Now Google (and Apple, too) are once again running from this playbook—turning the smartphone software market into what increasingly looks like a two-horse race. Many rivals, including Microsoft, had been trying to create a mobile standard for years, but their technical innovations offered little durable strategic value. It wasn’t until app stores flourished, offered with a high-quality user experience, that dominant smartphone platforms emerged. Yes, Google and Apple arrived late, but nothing before them had created defensible strategic assets, and that left an opening.

Google’s ability to succeed after being late to the search and mobile party isn’t a sign of the power of the late mover; it’s a story about the failure of incumbents to monitor their competitive landscape, recognize new rivals, and react to challenging offerings. That doesn’t mean that incumbents need to respond to every potential threat. Indeed, figuring out which threats are worthy of response is the real skill here. Video rental chain Hollywood Video wasted over $300 million in an Internet streaming business years before high-speed broadband was available to make the effort work.N. Wingfield, “Netflix vs. the Naysayers,” Wall Street Journal, March 21, 2007. But while Blockbuster avoided the balance sheet—cratering gaffes of Hollywood Video, the firm also failed to respond to Netflix—a new threat that had timed market entry perfectly (see Chapter 4 "Netflix in Two Acts: The Making of an E-commerce Giant and the Uncertain Future of Atoms to Bits").

Firms that quickly get to market with the “right” model can dominate, but it’s equally critical for leading firms to pay close attention to competition and innovate in ways that customers value. Take your eye off the ball and rivals may use time and technology to create strategic resources. Just look at Friendster—a firm that was once known as the largest social network in the United States but has fallen so far behind rivals that it has become virtually irrelevant today.

Key Takeaways

  • It doesn’t matter if it’s easy for new firms to enter a market if these newcomers can’t create and leverage the assets needed to challenge incumbents.
  • Beware of those who say, “IT doesn’t matter” or refer to the “myth” of the first mover. This thinking is overly simplistic. It’s not a time or technology lead that provides sustainable competitive advantage; it’s what a firm does with its time and technology lead. If a firm can use a time and technology lead to create valuable assets that others cannot match, it may be able to sustain its advantage. But if the work done in this time and technology lead can be easily matched, then no advantage can be achieved, and a firm may be threatened by new entrants

Questions and Exercises

  1. Does technology lower barriers to entry or raise them? Do low entry barriers necessarily mean that a firm is threatened?
  2. Is there such a thing as the first-mover advantage?
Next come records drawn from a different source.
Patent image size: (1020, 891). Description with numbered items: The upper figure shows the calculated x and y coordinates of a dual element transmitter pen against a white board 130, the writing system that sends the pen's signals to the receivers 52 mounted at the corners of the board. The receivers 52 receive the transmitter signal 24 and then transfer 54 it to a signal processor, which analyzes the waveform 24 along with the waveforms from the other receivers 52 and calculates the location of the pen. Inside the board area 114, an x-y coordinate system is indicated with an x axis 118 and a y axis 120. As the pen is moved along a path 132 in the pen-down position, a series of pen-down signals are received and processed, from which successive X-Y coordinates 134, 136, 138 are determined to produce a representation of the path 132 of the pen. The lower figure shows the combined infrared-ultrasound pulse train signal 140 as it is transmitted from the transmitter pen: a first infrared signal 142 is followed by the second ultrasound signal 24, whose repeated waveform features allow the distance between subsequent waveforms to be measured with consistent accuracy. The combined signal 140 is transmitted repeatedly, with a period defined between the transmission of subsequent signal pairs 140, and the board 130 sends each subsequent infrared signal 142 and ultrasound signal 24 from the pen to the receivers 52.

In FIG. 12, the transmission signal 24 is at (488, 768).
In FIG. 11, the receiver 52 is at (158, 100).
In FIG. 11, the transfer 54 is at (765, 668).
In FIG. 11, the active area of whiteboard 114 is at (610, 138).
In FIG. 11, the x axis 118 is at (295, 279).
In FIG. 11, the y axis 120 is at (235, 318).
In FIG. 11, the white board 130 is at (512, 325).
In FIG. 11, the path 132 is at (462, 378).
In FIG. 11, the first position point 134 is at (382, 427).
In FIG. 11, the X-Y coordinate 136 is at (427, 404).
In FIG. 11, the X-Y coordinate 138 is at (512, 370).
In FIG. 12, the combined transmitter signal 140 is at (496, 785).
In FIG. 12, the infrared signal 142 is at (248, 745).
Why or why not?
  3. Why did Google beat Yahoo! in search?
  4. A former editor of the Harvard Business Review, Nick Carr, once published an article in that same magazine with the title “IT Doesn’t Matter.” In the article he also offered firms the advice: “Follow, Don’t Lead.” What would you tell Carr to help him improve the way he thinks about the relationship between time, technology, and competitive advantage?
  5. Name an early mover that has successfully defended its position. Name another that had been superseded by the competition. What factors contributed to its success or failure?
  6. You have just written a word processing package far superior in features to Microsoft Word. You now wish to form a company to market it. List and discuss the barriers your start-up faces.
  7. What kinds of strategic assets are Google’s Android and Apple’s iOS seeking to create and exploit? Do you think these firms will be more successful than rivals? Why or why not?